Southeast of the proposed Ringen station, the route to Rech and Bad-Bodendorf branches from the Strategic Railway Embankment. The line of the Ringen–Bad Bodendorf section would have initially run via Bengen to Nierendorf, then run around Birresdorf on a long curve and into an s-shaped curve through Grafschaft and past Nierendorf again, running not far from Kirchdaun via Gimmigen to Bad Bodendorf, where there would have been a junction with the Ahr Valley Railway. The total length of the line would have been 15 km.

Intermediate stations were also planned at Nierendorf, Kirchdaun and Gimmigen. The planning of the descent of the line down the Ahr valley was a major challenge, as the line would have fallen about 130 metres in altitude from Grafschaft to Bad Bodendorf.

In 1918, construction began of the section from Ringen to the planned Nierendorf station between Nierendorf and Leimersdorf. The trackbed of the Ringen–Nierendorf section was completed in the autumn of 1926. Construction then stopped.
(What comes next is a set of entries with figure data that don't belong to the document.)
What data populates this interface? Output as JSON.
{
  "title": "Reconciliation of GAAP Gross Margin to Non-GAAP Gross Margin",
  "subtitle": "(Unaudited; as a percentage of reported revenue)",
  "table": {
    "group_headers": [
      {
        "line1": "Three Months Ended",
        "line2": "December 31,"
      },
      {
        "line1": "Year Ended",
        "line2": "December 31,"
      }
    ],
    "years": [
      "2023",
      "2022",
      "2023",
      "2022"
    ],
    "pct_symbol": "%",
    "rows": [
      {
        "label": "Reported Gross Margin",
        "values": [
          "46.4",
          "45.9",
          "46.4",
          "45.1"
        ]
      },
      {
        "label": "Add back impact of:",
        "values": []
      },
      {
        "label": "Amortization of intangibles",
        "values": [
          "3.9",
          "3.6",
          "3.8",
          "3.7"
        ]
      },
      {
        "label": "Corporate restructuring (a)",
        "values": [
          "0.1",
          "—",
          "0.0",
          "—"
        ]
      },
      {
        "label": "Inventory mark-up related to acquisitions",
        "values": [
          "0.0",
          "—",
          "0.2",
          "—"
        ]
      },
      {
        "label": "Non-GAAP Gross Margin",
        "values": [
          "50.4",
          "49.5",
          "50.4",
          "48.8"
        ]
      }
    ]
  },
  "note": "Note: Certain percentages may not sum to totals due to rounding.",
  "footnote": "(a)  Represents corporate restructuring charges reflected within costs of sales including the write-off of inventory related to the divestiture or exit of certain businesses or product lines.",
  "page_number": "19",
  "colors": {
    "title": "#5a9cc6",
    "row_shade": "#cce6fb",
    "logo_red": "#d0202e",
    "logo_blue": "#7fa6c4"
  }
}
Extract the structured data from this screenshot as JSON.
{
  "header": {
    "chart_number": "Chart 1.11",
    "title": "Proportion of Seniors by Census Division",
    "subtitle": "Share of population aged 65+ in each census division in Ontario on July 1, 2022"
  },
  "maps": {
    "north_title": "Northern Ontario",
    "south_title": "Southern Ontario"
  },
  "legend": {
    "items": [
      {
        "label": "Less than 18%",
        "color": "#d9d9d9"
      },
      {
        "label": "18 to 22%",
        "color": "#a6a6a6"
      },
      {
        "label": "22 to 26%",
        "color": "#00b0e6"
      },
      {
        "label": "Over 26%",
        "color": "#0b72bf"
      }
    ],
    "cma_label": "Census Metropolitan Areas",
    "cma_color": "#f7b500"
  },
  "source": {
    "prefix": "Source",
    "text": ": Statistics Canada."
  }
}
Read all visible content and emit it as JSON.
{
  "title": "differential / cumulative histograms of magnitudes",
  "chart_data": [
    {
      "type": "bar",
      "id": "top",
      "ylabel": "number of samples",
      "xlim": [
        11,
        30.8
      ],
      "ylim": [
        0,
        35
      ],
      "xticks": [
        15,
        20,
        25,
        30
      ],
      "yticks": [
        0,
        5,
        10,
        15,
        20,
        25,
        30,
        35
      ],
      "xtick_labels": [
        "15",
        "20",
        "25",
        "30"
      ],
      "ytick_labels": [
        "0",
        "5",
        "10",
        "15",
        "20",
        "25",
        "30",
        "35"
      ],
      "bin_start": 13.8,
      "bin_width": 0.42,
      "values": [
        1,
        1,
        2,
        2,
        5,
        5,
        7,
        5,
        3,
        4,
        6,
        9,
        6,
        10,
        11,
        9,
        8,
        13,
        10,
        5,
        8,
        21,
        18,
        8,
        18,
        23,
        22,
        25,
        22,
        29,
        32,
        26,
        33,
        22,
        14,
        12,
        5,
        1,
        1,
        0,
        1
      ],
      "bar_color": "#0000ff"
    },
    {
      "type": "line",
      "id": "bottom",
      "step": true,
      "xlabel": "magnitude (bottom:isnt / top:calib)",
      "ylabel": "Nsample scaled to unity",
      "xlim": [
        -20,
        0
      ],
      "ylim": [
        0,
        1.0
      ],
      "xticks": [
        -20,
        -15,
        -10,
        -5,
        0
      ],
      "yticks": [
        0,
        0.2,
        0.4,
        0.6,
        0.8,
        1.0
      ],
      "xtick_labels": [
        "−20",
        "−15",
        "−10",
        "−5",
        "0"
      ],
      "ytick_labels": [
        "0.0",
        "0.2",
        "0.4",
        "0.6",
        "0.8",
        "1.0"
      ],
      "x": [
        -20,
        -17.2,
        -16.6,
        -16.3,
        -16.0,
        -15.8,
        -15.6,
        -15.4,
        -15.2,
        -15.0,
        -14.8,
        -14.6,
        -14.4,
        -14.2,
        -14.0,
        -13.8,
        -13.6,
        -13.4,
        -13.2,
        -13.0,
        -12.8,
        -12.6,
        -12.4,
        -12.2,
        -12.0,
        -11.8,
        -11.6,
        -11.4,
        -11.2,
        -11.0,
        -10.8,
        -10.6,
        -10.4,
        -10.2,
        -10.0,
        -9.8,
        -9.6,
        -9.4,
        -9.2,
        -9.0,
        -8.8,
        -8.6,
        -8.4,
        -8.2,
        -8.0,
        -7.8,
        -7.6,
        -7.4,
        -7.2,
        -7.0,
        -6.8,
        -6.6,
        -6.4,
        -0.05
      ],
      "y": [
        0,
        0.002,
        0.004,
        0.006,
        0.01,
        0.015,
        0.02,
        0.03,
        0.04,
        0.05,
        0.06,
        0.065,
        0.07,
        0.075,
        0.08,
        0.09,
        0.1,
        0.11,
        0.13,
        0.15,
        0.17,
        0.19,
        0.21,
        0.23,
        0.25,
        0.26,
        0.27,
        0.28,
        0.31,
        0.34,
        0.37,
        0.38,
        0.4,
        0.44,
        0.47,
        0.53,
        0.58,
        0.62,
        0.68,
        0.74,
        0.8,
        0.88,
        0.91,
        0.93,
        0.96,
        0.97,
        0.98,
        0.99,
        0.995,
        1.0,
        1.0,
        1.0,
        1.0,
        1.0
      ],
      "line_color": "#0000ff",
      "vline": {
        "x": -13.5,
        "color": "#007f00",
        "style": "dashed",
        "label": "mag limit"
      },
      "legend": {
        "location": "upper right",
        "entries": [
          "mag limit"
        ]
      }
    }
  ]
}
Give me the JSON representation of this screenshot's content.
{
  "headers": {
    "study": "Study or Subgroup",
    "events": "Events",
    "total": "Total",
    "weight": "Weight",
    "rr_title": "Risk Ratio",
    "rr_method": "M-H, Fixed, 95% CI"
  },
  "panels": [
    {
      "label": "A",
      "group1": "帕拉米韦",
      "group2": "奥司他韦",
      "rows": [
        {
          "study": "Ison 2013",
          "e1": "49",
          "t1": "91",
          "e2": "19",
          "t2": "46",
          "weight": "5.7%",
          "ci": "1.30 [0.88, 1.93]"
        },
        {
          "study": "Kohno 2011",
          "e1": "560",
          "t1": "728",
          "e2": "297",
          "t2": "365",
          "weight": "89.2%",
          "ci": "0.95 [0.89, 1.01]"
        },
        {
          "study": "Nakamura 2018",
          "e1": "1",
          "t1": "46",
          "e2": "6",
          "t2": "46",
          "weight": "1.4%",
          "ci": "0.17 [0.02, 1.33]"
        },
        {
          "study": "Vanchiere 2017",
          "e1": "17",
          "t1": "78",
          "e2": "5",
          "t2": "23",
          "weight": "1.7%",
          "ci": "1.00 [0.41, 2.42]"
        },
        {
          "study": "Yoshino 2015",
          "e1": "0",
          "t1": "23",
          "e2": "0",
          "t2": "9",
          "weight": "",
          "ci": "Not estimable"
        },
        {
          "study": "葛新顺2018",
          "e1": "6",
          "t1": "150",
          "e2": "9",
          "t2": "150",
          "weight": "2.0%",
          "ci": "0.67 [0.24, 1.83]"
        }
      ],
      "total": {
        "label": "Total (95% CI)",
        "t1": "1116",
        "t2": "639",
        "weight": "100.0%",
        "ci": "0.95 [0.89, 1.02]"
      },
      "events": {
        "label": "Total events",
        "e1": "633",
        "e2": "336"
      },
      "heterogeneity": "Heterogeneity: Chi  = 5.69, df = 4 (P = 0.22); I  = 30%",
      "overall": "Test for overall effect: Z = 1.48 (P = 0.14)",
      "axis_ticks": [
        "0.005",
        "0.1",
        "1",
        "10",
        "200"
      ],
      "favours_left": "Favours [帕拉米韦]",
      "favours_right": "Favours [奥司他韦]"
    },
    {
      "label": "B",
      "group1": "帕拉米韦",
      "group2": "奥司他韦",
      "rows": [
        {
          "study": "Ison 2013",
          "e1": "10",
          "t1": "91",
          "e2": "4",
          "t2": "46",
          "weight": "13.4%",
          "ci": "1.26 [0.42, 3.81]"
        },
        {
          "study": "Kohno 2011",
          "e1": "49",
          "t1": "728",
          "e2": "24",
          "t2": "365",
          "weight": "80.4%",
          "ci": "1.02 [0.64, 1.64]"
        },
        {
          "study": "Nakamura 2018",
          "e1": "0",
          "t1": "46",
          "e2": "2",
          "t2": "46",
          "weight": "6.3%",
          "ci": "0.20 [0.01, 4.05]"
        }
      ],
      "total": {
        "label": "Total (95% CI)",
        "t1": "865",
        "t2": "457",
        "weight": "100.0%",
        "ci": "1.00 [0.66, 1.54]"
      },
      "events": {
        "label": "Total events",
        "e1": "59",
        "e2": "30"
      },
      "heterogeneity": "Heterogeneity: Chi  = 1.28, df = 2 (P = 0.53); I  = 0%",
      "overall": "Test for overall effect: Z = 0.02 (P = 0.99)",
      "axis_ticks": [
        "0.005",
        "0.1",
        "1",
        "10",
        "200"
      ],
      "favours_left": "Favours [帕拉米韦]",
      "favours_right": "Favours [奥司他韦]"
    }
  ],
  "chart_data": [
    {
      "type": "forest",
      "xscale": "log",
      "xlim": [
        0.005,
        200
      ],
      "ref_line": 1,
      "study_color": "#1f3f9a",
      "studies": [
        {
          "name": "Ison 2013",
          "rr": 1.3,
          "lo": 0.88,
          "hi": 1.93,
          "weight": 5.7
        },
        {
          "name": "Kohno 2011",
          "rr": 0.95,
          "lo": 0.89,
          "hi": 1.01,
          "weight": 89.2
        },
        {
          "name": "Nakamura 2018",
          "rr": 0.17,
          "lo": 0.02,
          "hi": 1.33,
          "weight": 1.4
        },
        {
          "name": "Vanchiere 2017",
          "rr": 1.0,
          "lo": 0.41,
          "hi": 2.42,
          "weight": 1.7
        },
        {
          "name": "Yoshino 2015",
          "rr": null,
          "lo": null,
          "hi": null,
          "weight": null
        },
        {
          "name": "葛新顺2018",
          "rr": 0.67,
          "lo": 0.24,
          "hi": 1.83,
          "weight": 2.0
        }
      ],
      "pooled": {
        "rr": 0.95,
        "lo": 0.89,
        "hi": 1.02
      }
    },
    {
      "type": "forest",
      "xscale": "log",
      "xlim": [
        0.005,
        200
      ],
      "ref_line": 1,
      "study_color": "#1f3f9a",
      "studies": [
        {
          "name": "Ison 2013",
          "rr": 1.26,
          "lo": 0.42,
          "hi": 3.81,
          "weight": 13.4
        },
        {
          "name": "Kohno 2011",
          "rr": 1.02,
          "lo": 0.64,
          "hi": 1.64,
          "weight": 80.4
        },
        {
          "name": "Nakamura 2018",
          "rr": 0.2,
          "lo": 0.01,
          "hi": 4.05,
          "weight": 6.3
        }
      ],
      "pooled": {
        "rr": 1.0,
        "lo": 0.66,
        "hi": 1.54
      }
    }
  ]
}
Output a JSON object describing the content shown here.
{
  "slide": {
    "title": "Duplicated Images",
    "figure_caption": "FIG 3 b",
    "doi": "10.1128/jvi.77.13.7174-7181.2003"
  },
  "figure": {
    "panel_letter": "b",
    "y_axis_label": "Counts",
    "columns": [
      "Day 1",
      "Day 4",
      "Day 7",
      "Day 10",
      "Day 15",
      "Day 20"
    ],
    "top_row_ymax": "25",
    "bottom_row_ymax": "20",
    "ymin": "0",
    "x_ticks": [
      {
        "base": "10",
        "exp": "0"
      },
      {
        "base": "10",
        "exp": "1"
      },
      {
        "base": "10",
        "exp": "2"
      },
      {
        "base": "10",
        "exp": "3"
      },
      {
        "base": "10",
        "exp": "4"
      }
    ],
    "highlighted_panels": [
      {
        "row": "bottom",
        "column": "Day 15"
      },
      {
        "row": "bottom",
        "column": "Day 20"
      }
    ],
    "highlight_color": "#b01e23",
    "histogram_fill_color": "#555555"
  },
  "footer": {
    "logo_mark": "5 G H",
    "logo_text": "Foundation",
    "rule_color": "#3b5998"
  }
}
Disputes over the route of the lines, the expected high costs due to the necessary bridges and tunnels, and not least the declining strategic importance of the lines meant that work stopped.

Tracks have never been laid on the Ringen–Bad Bodendorf section of the line. Part of the A 61 autobahn is now built on the route to Nierendorf station, but the line is still visible in many places. The site of the proposed Nierendorf station is now used as a sports field.